Pari Passu (Gleichrangigkeit)
Definition
Pari Passu (lateinisch: im gleichen Schritt) bezeichnet die gleichrangige Behandlung aller Gläubiger einer bestimmten Schuldenklasse. Keine Forderung dieser Klasse hat Vorrang vor einer anderen – alle werden anteilig und gleichzeitig bedient.
Definition und Ursprung
Der Begriff „Pari Passu" stammt aus dem Lateinischen und bedeutet wörtlich „mit gleichem Schritt" oder „auf gleicher Stufe". Im Anleihe- und Kreditrecht bezeichnet er das Prinzip der Gleichrangigkeit: Alle Gläubiger innerhalb derselben Schuldenklasse haben identische Rechte und werden bei Zahlungsengpässen oder in der Insolvenz proportional zu ihren Forderungen behandelt.
Pari Passu in der Anleihedokumentation
Eine typische Pari-Passu-Klausel in einem Anleiheprospekt lautet sinngemäß: „Die Anleihe begründet unbesicherte, nicht nachrangige Verbindlichkeiten des Emittenten, die pari passu mit allen anderen nicht besicherten, nicht nachrangigen Verbindlichkeiten des Emittenten rangieren."
Diese Formulierung stellt sicher, dass der Emittent die Anleihe nicht gegenüber anderen unbesicherten Gläubigern bevorzugt behandelt.
Rangordnung im Insolvenzfall (Kapitalstruktur)

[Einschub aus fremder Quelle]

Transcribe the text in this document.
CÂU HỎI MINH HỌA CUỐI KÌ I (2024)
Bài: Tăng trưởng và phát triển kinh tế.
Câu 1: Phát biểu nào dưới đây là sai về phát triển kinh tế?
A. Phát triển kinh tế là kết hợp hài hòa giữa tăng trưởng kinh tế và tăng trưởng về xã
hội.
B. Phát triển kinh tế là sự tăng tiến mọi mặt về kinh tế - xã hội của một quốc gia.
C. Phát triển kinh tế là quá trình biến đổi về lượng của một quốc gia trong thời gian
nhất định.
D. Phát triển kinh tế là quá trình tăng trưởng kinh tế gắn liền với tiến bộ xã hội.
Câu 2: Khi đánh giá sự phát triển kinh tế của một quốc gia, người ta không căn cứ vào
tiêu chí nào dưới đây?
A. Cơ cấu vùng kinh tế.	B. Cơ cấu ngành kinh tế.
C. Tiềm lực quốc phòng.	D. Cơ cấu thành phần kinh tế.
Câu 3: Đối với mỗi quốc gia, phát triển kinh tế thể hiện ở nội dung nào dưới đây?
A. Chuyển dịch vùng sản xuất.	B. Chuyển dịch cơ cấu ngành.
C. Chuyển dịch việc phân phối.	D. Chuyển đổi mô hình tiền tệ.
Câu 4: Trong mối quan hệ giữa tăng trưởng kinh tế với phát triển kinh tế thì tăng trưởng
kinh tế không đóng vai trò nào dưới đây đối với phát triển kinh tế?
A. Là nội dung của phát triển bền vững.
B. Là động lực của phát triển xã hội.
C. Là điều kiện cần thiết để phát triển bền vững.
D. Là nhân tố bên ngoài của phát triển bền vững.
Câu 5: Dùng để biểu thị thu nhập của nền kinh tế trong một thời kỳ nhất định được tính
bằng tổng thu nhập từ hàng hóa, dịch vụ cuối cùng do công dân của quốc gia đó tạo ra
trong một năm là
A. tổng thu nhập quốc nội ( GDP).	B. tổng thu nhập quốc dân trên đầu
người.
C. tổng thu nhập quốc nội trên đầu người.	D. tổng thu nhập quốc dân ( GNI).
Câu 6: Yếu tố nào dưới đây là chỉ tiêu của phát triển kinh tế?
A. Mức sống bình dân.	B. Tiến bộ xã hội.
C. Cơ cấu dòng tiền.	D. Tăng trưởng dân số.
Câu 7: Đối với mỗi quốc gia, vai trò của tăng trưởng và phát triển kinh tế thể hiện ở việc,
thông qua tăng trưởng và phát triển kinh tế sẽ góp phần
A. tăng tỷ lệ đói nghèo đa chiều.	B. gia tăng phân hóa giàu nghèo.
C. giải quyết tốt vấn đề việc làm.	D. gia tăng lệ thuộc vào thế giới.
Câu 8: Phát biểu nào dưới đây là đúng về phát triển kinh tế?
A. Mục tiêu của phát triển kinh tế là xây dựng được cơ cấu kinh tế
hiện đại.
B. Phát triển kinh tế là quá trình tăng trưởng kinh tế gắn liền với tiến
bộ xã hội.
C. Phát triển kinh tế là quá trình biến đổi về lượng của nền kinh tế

In der Praxis existieren mehrere Rangklassen. Von vorrangig zu nachrangig:
- Besicherte Gläubiger (Senior Secured): Bankdarlehen mit Sicherheiten
- Unbesicherte vorrangige Gläubiger (Senior Unsecured): Standard-Unternehmensanleihen – untereinander pari passu
- Nachrangige Gläubiger (Subordinated / Junior): High-Yield-Anleihen nachrangig
- Hybridkapital: Nachranganleihen, CoCo-Bonds
- Eigenkapital: Aktionäre – letzte in der Rangfolge
Alle Gläubiger innerhalb einer Klasse sind pari passu zueinander.
Das argentinische Pari-Passu-Urteil
International bekannt wurde der Begriff durch den Argentinien-Staatsanleihe-Streit (2012–2016). US-Hedge-Fonds (sog. Holdout-Gläubiger) argumentierten erfolgreich, dass Argentinien durch Zahlungen an umgeschuldete Gläubiger gegen die Pari-Passu-Klausel verstoße, solange es Holdout-Gläubiger nicht bediente. Das Urteil des US-Richters Thomas Griesa hatte weitreichende Folgen für den Sovereign-Debt-Markt.
Bedeutung für Investoren
Für Anleiheinvestoren ist die Pari-Passu-Klausel eine Grundvoraussetzung für faire Behandlung. Sie verhindert, dass ein Emittent in der Krise einzelne Gläubiger bevorzugt und andere leer ausgehen lässt. In Restrukturierungsverhandlungen bildet sie die Basis für eine geordnete Gläubigergleichbehandlung.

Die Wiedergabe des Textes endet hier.